Across the licensed providers tracked here, a full 3-month protocol of Sermorelin totals $279 to $537, depending on the provider, dose, and what is included. We average every cost to a standard 3-month protocol, which our medical advisors consider the best basis for comparing cost and value, and the total folds in any one-time consult or provider-review fee and three months of membership. Each price shows the date the provider's sticker price was verified.
Is sermorelin the same as growth hormone?
No. Sermorelin is not growth hormone. Research describes it as acting on the pituitary to prompt release of the body's own growth hormone, which differs from recombinant human growth hormone that supplies the hormone directly.

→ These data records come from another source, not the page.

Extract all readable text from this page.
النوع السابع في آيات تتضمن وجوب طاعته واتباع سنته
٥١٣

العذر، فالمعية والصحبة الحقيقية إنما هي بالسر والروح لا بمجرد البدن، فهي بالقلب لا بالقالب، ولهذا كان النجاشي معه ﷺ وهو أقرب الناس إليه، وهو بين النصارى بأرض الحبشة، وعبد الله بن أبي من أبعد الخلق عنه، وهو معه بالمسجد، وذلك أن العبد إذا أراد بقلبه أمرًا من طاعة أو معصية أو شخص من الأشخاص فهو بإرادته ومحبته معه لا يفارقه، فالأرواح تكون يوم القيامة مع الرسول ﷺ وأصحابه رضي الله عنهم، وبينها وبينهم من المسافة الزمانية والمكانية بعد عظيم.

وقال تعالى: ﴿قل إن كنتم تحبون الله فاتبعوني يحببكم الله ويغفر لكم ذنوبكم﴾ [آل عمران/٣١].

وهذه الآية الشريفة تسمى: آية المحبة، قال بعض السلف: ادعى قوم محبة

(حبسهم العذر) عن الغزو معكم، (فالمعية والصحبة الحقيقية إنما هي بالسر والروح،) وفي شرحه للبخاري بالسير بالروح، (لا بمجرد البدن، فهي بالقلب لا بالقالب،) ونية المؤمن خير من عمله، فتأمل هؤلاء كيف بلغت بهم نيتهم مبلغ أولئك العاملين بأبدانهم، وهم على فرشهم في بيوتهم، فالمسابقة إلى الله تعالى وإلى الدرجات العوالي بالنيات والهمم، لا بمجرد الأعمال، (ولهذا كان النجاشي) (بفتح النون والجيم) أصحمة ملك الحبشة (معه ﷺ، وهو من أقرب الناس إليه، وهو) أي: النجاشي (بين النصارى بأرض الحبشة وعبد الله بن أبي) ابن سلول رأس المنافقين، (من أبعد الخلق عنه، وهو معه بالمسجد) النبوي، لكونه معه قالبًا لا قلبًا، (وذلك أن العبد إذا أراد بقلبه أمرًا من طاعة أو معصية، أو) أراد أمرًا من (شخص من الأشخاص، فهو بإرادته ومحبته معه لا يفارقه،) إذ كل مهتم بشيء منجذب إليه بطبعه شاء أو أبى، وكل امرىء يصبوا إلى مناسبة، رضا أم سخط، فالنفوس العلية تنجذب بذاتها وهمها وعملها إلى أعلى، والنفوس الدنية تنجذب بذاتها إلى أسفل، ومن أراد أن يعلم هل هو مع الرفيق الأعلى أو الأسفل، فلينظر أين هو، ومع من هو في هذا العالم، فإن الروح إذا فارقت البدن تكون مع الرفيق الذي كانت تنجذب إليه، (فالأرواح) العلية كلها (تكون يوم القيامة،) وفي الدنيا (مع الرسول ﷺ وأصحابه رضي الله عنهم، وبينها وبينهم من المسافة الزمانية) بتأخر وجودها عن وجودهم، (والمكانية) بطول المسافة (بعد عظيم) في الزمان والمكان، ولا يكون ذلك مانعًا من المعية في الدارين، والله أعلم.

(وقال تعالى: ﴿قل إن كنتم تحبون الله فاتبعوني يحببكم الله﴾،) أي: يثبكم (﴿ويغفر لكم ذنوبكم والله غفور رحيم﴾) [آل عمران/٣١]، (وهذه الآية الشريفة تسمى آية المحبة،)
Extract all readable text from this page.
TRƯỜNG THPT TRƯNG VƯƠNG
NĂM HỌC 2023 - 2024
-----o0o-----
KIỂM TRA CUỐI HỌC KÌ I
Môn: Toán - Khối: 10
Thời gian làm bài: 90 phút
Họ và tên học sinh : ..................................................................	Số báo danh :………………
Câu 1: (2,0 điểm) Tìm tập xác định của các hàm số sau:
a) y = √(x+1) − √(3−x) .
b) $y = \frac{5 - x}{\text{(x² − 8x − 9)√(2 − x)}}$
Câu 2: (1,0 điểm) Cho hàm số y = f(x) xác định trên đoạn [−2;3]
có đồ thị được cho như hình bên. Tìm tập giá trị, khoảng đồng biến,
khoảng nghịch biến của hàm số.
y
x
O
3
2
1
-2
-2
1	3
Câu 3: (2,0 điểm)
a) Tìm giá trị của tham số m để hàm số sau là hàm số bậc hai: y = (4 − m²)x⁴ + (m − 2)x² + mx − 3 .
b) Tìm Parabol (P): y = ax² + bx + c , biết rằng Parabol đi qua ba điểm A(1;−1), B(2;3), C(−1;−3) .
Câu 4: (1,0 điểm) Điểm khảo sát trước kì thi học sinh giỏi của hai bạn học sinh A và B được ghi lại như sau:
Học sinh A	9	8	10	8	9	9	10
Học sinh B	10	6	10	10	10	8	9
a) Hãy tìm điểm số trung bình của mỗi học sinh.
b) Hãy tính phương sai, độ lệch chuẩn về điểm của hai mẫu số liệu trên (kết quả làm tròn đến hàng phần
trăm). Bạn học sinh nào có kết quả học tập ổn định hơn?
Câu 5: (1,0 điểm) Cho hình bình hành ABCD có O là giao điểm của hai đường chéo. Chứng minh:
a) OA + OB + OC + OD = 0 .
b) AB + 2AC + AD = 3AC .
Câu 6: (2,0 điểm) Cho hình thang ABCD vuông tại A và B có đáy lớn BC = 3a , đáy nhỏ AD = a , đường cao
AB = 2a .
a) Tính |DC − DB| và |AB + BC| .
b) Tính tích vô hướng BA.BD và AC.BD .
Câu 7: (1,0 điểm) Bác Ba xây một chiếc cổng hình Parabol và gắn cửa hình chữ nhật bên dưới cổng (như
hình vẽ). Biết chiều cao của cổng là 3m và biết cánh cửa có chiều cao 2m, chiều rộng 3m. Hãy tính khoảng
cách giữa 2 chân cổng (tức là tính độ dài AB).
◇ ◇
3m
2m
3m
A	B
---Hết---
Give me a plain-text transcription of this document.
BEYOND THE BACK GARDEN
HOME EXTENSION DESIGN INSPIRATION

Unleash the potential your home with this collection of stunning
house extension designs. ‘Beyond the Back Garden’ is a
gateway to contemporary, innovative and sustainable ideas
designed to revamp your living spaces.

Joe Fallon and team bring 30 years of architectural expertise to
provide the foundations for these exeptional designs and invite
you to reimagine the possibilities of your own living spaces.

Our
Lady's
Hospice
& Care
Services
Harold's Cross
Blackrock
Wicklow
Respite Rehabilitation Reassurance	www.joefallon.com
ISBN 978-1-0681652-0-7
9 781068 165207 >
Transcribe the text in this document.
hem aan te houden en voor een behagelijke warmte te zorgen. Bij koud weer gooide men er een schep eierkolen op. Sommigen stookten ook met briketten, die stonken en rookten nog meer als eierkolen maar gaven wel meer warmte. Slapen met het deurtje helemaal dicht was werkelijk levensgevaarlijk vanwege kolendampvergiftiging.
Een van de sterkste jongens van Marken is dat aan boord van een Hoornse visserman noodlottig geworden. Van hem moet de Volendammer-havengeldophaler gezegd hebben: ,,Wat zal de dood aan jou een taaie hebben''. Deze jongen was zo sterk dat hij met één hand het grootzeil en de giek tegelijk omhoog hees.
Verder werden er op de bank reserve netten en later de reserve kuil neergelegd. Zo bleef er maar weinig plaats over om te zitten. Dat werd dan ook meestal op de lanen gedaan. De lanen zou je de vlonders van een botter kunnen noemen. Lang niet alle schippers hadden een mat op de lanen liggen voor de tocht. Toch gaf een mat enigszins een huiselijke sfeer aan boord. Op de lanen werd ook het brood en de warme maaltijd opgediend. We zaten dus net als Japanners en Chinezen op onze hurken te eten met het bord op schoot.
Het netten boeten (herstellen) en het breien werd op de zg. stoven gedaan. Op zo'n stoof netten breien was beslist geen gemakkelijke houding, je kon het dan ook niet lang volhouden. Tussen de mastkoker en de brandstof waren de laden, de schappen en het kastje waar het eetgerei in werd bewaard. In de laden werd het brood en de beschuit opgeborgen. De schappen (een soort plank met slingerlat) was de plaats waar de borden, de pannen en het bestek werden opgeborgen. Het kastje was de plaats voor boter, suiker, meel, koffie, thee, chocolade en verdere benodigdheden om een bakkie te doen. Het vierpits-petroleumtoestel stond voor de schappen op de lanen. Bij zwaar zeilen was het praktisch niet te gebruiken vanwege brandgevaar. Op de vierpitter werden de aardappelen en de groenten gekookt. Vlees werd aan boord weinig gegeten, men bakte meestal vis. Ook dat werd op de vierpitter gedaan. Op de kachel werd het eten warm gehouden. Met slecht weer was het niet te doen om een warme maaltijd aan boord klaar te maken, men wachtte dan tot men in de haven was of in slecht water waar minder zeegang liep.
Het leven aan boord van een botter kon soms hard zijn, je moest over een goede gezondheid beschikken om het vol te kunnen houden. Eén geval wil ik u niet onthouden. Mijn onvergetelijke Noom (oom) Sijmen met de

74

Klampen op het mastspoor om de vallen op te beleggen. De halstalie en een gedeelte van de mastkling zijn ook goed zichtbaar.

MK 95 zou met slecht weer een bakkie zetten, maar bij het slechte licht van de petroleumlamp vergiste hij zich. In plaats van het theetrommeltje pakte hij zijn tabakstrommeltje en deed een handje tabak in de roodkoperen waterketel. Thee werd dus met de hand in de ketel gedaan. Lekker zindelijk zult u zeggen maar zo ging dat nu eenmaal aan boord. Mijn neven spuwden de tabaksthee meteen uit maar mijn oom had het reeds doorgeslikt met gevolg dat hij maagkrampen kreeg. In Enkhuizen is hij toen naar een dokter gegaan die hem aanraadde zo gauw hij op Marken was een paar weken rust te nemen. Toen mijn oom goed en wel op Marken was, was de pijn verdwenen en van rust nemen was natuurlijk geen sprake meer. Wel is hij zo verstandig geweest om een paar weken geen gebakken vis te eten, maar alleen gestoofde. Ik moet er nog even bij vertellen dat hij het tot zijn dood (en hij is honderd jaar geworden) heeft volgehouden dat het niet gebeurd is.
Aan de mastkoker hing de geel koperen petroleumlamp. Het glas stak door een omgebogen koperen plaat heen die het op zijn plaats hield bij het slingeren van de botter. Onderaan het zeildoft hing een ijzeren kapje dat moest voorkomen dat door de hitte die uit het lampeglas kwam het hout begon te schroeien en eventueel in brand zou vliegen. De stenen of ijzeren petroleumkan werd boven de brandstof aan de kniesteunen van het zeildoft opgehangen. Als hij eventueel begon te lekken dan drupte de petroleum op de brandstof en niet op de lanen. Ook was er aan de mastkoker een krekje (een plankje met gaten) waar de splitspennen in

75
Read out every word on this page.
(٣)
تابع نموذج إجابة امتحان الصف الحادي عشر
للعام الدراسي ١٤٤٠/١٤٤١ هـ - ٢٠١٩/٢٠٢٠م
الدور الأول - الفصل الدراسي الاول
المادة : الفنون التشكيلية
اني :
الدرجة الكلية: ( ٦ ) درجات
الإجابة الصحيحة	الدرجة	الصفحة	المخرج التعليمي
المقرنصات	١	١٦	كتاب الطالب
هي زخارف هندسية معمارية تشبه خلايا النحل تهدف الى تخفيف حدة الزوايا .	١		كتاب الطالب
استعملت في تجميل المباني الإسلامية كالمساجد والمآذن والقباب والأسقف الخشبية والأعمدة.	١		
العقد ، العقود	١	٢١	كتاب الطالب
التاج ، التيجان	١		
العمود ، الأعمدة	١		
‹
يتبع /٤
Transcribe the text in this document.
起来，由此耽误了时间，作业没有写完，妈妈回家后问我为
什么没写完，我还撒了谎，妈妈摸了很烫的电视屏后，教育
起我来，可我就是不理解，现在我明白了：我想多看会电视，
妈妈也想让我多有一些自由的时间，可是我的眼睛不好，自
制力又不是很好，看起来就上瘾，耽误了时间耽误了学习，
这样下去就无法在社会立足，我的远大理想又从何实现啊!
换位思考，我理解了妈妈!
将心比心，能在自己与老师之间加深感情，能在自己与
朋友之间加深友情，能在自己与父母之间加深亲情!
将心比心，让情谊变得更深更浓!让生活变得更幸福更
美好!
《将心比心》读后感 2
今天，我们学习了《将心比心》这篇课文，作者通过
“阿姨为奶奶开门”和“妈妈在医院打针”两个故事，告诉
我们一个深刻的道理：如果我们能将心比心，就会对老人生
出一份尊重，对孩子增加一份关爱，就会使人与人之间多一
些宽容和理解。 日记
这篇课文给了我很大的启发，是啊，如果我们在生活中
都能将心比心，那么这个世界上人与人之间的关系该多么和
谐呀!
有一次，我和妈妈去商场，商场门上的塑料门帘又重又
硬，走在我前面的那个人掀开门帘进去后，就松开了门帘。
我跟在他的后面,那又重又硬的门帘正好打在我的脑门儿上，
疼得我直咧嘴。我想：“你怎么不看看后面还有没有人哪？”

Is sermorelin FDA-approved?
It was FDA-approved as the brand Geref, which the manufacturer discontinued in 2008. No FDA-approved sermorelin product is currently marketed. It is available only through licensed compounding pharmacies with a prescription, and compounded versions are not FDA-approved.
How is sermorelin typically taken and obtained?
It is generally administered by subcutaneous injection. In the United States it requires a prescription and is prepared by a licensed compounding pharmacy. Cost and access vary by pharmacy, prescriber, and insurance, and it is generally not covered as an FDA-approved product.